Happy Valley Chow

gour-mand (noun): one who is excessively fond of eating and drinking

Beef Jerky

Alright I'll be the first to admit that this looks like a glass full of dry...well you know. But, you know what, taking a beautiful picture of beef jerky is a hard job! Growing up in the heart of Pennsylvania, jerky was like turkey on Thanksgiving. It would only usually come around once a year, right after deer season. Of course, the jerky I'm talking about was made of venison. Yes, to put it simply, I was a redneck.

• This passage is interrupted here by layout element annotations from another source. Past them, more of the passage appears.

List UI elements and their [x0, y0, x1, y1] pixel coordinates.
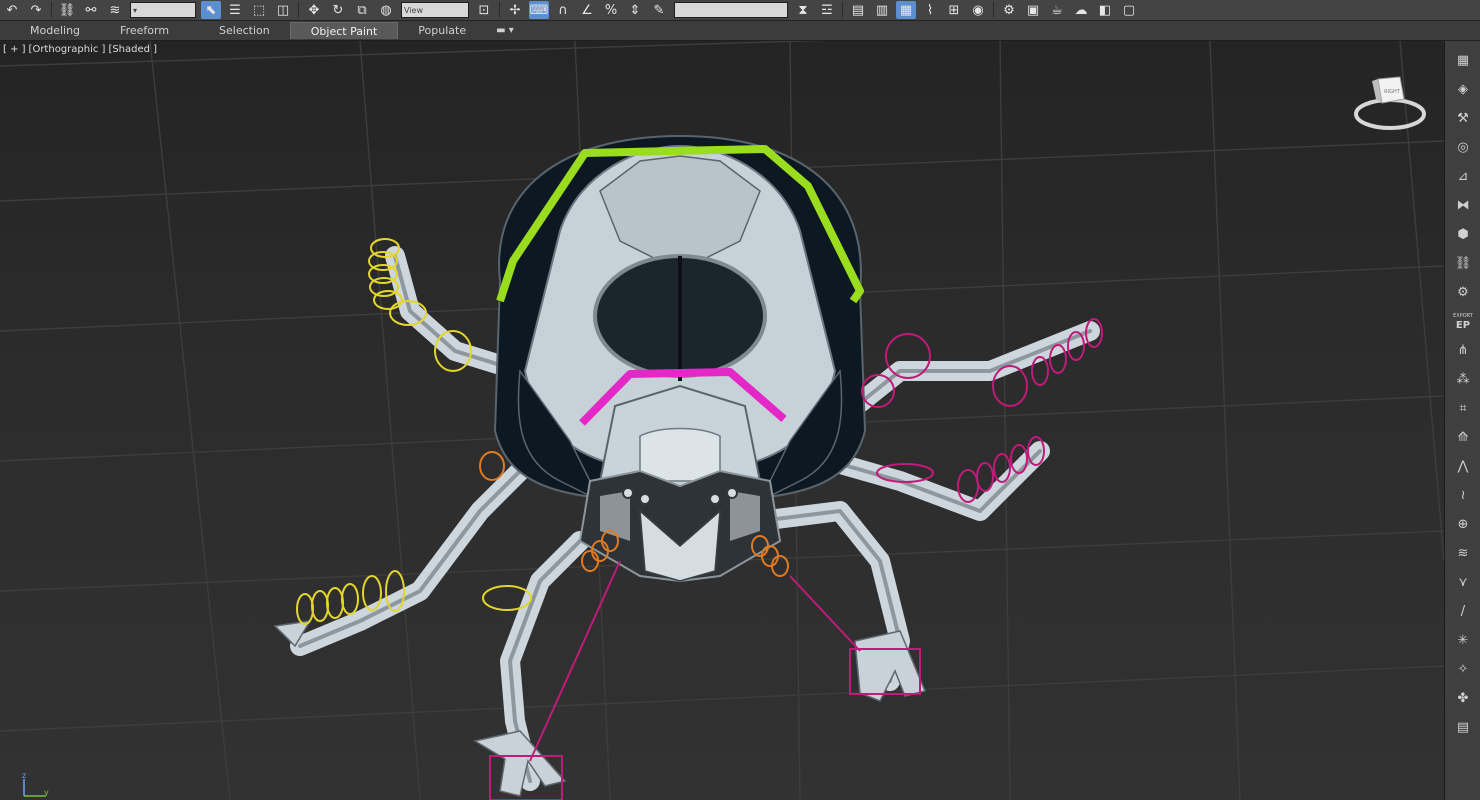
command-panel-strip: ▦ ◈ ⚒ ◎ ⊿ ⧓ ⬢ ⛓ ⚙ EXPORT EP ⋔ ⁂ ⌗ ⟰ ⋀ ≀ … — [1444, 41, 1480, 800]
select-object-icon[interactable]: ⬉ — [201, 1, 221, 19]
rendered-frame-window-icon[interactable]: ▣ — [1023, 1, 1043, 19]
mesh-tool-icon[interactable]: ⌗ — [1451, 398, 1475, 418]
viewport-general-menu[interactable]: [ + ] — [3, 44, 26, 55]
bind-space-warp-icon[interactable]: ≋ — [105, 1, 125, 19]
grass-tool-icon[interactable]: ⋀ — [1451, 456, 1475, 476]
selection-filter-dropdown[interactable]: ▾ — [130, 2, 196, 18]
render-in-cloud-icon[interactable]: ☁ — [1071, 1, 1091, 19]
select-and-manipulate-icon[interactable]: ✢ — [505, 1, 525, 19]
ribbon-minimize-control[interactable]: ▬ ▾ — [486, 25, 524, 36]
motion-panel-icon[interactable]: ◎ — [1451, 137, 1475, 157]
redo-icon[interactable]: ↷ — [26, 1, 46, 19]
ripple-tool-icon[interactable]: ≋ — [1451, 543, 1475, 563]
toolbar-separator — [842, 2, 843, 18]
box-tool-icon[interactable]: ⬢ — [1451, 224, 1475, 244]
move-icon[interactable]: ✥ — [304, 1, 324, 19]
viewport-point-of-view-menu[interactable]: [Orthographic ] — [29, 44, 106, 55]
toolbar-separator — [51, 2, 52, 18]
tab-populate[interactable]: Populate — [398, 22, 486, 39]
tab-object-paint[interactable]: Object Paint — [289, 22, 399, 39]
hierarchy-panel-icon[interactable]: ⚒ — [1451, 108, 1475, 128]
selection-filter-value: ▾ — [133, 5, 138, 15]
viewcube-face-label: RIGHT — [1384, 89, 1401, 95]
select-by-name-icon[interactable]: ☰ — [225, 1, 245, 19]
place-icon[interactable]: ◍ — [376, 1, 396, 19]
viewport-label-menu[interactable]: [ + ] [Orthographic ] [Shaded ] — [3, 44, 160, 55]
keyboard-shortcut-override-icon[interactable]: ⌨ — [529, 1, 549, 19]
pivot-center-icon[interactable]: ⊡ — [474, 1, 494, 19]
leg-claws — [273, 620, 927, 797]
scatter-tool-icon[interactable]: ⁂ — [1451, 369, 1475, 389]
light-tool-icon[interactable]: ✳ — [1451, 630, 1475, 650]
tab-freeform[interactable]: Freeform — [100, 22, 189, 39]
viewport-shading-menu[interactable]: [Shaded ] — [108, 44, 157, 55]
viewcube[interactable]: RIGHT — [1350, 69, 1430, 139]
scale-icon[interactable]: ⧉ — [352, 1, 372, 19]
tab-modeling[interactable]: Modeling — [0, 22, 100, 39]
spinner-snap-icon[interactable]: ⇕ — [625, 1, 645, 19]
named-selection-sets-dropdown[interactable] — [674, 2, 788, 18]
mirror-icon[interactable]: ⧗ — [793, 1, 813, 19]
schematic-view-icon[interactable]: ⊞ — [944, 1, 964, 19]
toggle-ribbon-icon[interactable]: ▦ — [896, 1, 916, 19]
main-toolbar: ↶ ↷ ⛓ ⚯ ≋ ▾ ⬉ ☰ ⬚ ◫ ✥ ↻ ⧉ ◍ View ⊡ ✢ ⌨ ∩… — [0, 0, 1480, 21]
fan-tool-icon[interactable]: ✤ — [1451, 688, 1475, 708]
render-production-icon[interactable]: ☕ — [1047, 1, 1067, 19]
toolbar-separator — [993, 2, 994, 18]
toolbar-separator — [499, 2, 500, 18]
settings-tool-icon[interactable]: ⚙ — [1451, 282, 1475, 302]
export-ep-label: EP — [1455, 320, 1471, 331]
export-ep-button[interactable]: EXPORT EP — [1451, 311, 1475, 331]
window-crossing-icon[interactable]: ◫ — [273, 1, 293, 19]
tab-label: Modeling — [30, 24, 81, 37]
rotate-icon[interactable]: ↻ — [328, 1, 348, 19]
bone-tool-icon[interactable]: ⟰ — [1451, 427, 1475, 447]
rectangular-selection-icon[interactable]: ⬚ — [249, 1, 269, 19]
undo-icon[interactable]: ↶ — [2, 1, 22, 19]
angle-snap-icon[interactable]: ∠ — [577, 1, 597, 19]
fur-tool-icon[interactable]: ⋎ — [1451, 572, 1475, 592]
align-icon[interactable]: ☲ — [817, 1, 837, 19]
material-editor-icon[interactable]: ◉ — [968, 1, 988, 19]
tab-label: Selection — [219, 24, 270, 37]
particle-tool-icon[interactable]: ✧ — [1451, 659, 1475, 679]
wave-tool-icon[interactable]: ≀ — [1451, 485, 1475, 505]
toolbar-separator — [298, 2, 299, 18]
tab-label: Freeform — [120, 24, 170, 37]
render-setup-icon[interactable]: ⚙ — [999, 1, 1019, 19]
a360-gallery-icon[interactable]: ▢ — [1119, 1, 1139, 19]
edit-named-selection-icon[interactable]: ✎ — [649, 1, 669, 19]
brush-tool-icon[interactable]: / — [1451, 601, 1475, 621]
layer-explorer-icon[interactable]: ▥ — [872, 1, 892, 19]
reference-coordinate-dropdown[interactable]: View — [401, 2, 469, 18]
document-icon[interactable]: ▤ — [1451, 717, 1475, 737]
reference-coordinate-value: View — [404, 5, 423, 15]
axis-y-label: y — [44, 788, 49, 797]
scene-explorer-icon[interactable]: ▤ — [848, 1, 868, 19]
snaps-toggle-icon[interactable]: ∩ — [553, 1, 573, 19]
percent-snap-icon[interactable]: % — [601, 1, 621, 19]
ribbon-bar: Modeling Freeform Selection Object Paint… — [0, 21, 1480, 41]
render-iterative-icon[interactable]: ◧ — [1095, 1, 1115, 19]
chain-tool-icon[interactable]: ⛓ — [1451, 253, 1475, 273]
perspective-viewport[interactable]: [ + ] [Orthographic ] [Shaded ] RIGHT z … — [0, 41, 1444, 800]
viewcube-graphic: RIGHT — [1354, 76, 1426, 130]
mirror-tool-icon[interactable]: ⧓ — [1451, 195, 1475, 215]
tab-selection[interactable]: Selection — [189, 22, 290, 39]
viewport-scene — [0, 41, 1444, 800]
unlink-icon[interactable]: ⚯ — [81, 1, 101, 19]
target-tool-icon[interactable]: ⊕ — [1451, 514, 1475, 534]
modify-panel-icon[interactable]: ◈ — [1451, 79, 1475, 99]
create-panel-icon[interactable]: ▦ — [1451, 50, 1475, 70]
display-panel-icon[interactable]: ⊿ — [1451, 166, 1475, 186]
axis-tripod: z y — [14, 771, 54, 800]
hair-tool-icon[interactable]: ⋔ — [1451, 340, 1475, 360]
ribbon-toggle-icon: ▬ — [496, 25, 506, 36]
axis-z-label: z — [22, 771, 26, 780]
ribbon-dropdown-arrow: ▾ — [508, 25, 514, 36]
tab-label: Object Paint — [310, 24, 378, 38]
curve-editor-icon[interactable]: ⌇ — [920, 1, 940, 19]
link-icon[interactable]: ⛓ — [57, 1, 77, 19]
tab-label: Populate — [418, 24, 467, 37]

Not one of those really crazy rednecks that you see walking around your local Walmart from time-to-time, a normal redneck...if that makes sense. We often went hunting, camping, fishing, muddin' , etc. So, naturally, I love these delicious salty treats. Now that the Super Bowl is set, we are down to two weeks to party plan. I ask you this....is there anything more manly...more 'Merrrican...than sitting down, watching a game of football, with a cold Yuengling and a hunk of dried meat? I think not....don't deprive your guests of this opportunity to express their Patriotism. 

History of Jerky
"Ch'arki", a name derived from the Quechuan language of the Incas (which literally translates into "dried meat"), later evolved into what we now call jerky. The discovery of Jerky allowed humans to both store food for long periods of time and have an easily carried, dense source of nutrition to take with them on journeys. Jerky is both flavorful and compact and almost any meat (except pork) can be made into jerky. Some say Native Americans made the first jerky (buffalo jerky) thousands of years ago, while others say an ancient Inca tribe called the Quechua made jerky as early as the 1500's. Whatever the case, this time tested recipe has been passed from generation to generation.
When the first Europeans arrived in the New World, they found that the Natives were making a dried meat product that did not need to be consumed immediately and they instantly knew that jerky would be beneficial to them. What the Native American tribes called "pemmican" was jerky meat added to either crushed dried fruit or animal fat. The Native Americans taught the settlers how to cut and prepare the meat into long strips and later shared with them the entire jerky-making process and some variations of seasonings to make different recipes. With this newfound knowledge and time-tested recipe, the European pioneers found themselves cooking and consuming jerky more than ever before; it was absolutely the snack of choice.
Jerky reached its height of popularity during the expansion into North America, where traders and explorers prized it as an essential source of nutrition as they traveled to new areas with limited accessibility to fresh food and supplies along the way. The fact that meat could be hunted anywhere along the trails that the settlers were following to the West made this method of preparing meat an extremely valuable skill. This was also the introduction of other jerky meat types such as turkey, goose, and other wild game. 
You know what would make an awesome Super Bowl party?? A FREAKIN' JERKY BAR!! Beef Jerky, Venison Jerky, Turkey Jerky, Chicken Jerky, Buffalo Jerky....an endless table of jerky...I love it!

  • 2 lbs eye of round, trimmed of all fat
  • 1 1/2 tablespoons kosher salt
  • 2 teaspoons sugar
  • 2 teaspoons garlic powder
  • 1 teaspoon onion powder
  • 1 teaspoon cayenne pepper
  • 1 teaspoon chipotle powder
  • 1/2 teaspoon ground coriander
  • 1/2 teaspoon smoked paprika

Slice the beef with the grain into 1 inch thick by 3 inch long strips. They may seem big, but that's fine. They will shrink significantly during the cooking process. In a mixing bowl combine all the try ingredients, mix to incorporate. Add all the beef strips to a large ziplock freezer bag, add in the spice mixture and toss to coat all the strips. Refrigerate the beef for 24 hours. 

Preheat the oven to 250° F

Line a baking sheet with aluminum foil and place a baking rack on top. Place the strips on top of the baking rack, making sure the strips are not touching or overlapping, this allows for even drying. Bake for 6-7 hours, until fairly dry. If you prefer the jerky to be on the chewy side, remove after 6 hours. Otherwise, leave it in for the full 7 hours. 

You know when else is a good time to eat beef jerky?? While watching Arnold Schwarzenegger movies!